A Tuareg-led alliance of Malian rebels has agreed to sign a peace deal with the government later this month. The agreement would aim to end decades of uprisings in the north of the country.
The head of the rebel alliance, known as the Coordination of Azawad Movements (CMA), said on Friday that his group will sign a final UN-brokered peace agreement in just over two weeks' time to end fighting in the north of Mali.
"We will sign the peace accord on June 20," Bilal Ag Cherif said after talks in the Algerian capital, Algiers, to clarify security issues.
The Malian government and several other armed rebel groups signed the so-called "Algiers Accord" last month, but the CMA rejected the deal as falling short of its demands and called for amendments.

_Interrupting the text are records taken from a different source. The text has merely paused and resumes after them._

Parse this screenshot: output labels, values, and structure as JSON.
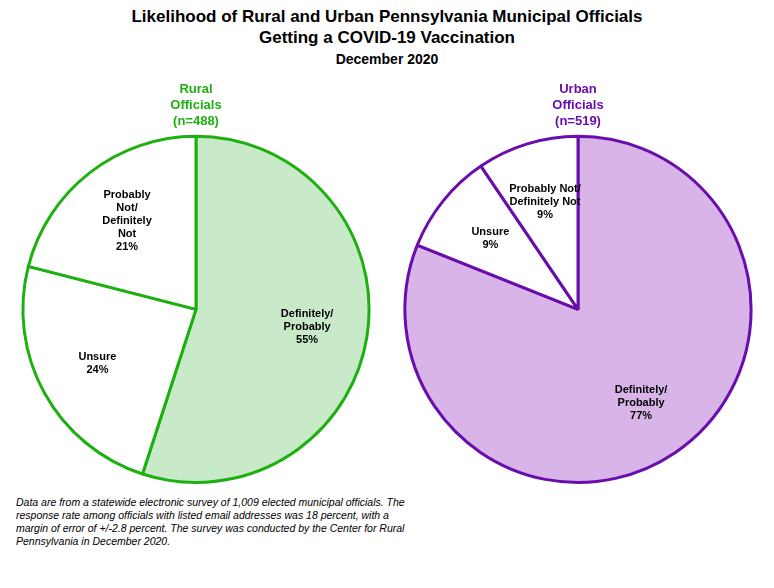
{
  "title": "Likelihood of Rural and Urban Pennsylvania Municipal Officials\nGetting a COVID-19 Vaccination",
  "subtitle": "December 2020",
  "annotations": [
    "Data are from a statewide electronic survey of 1,009 elected municipal officials. The\nresponse rate among officials with listed email addresses was 18 percent, with a\nmargin of error of  +/-2.8 percent. The survey was conducted by the Center for Rural\nPennsylvania in December 2020."
  ],
  "chart_data": [
    {
      "type": "pie",
      "title": "Rural\nOfficials\n(n=488)",
      "color": "#1db010",
      "categories": [
        "Definitely/\nProbably",
        "Unsure",
        "Probably\nNot/\nDefinitely\nNot"
      ],
      "values": [
        55,
        24,
        21
      ],
      "value_labels": [
        "55%",
        "24%",
        "21%"
      ],
      "colors": [
        "#c8eac8",
        "#ffffff",
        "#ffffff"
      ],
      "data_labels": true
    },
    {
      "type": "pie",
      "title": "Urban\nOfficials\n(n=519)",
      "color": "#6a0dad",
      "categories": [
        "Definitely/\nProbably",
        "Unsure",
        "Probably Not/\nDefinitely Not"
      ],
      "values": [
        77,
        9,
        9
      ],
      "value_labels": [
        "77%",
        "9%",
        "9%"
      ],
      "colors": [
        "#d8b4e8",
        "#ffffff",
        "#ffffff"
      ],
      "data_labels": true
    }
  ]
}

The final June peace agreement will take account of CMA demands, such as having the northern part of Mali, know by the Tuareg as "Azawad," recognized as a "geographic, political and juridical entity."
The government in Bamako said the CMA would sign a "security accord" in Algiers on Friday preliminary to the final deal.
Tuaregs have waged four insurgencies in northern Mali since the west African nation attained independence from France in 1960, always calling for some form of self-rule.
A 2012 coup provided an opportunity for Tuareg separatists to take over towns and cities in the vast northern desert.
They were in their turn driven out by al-Qaeda-linked militants, who held sway in northern Mali for nearly 10 months before being ousted by a French-led military offensive.
A recent upsurge in attacks by pro-government militias and various groupings within the Tuareg-led rebellion has left many dead on both sides.
Western powers are anxious for a final peace accord to be struck, fearing that continued unrest in the region could allow the Islamist militants to return.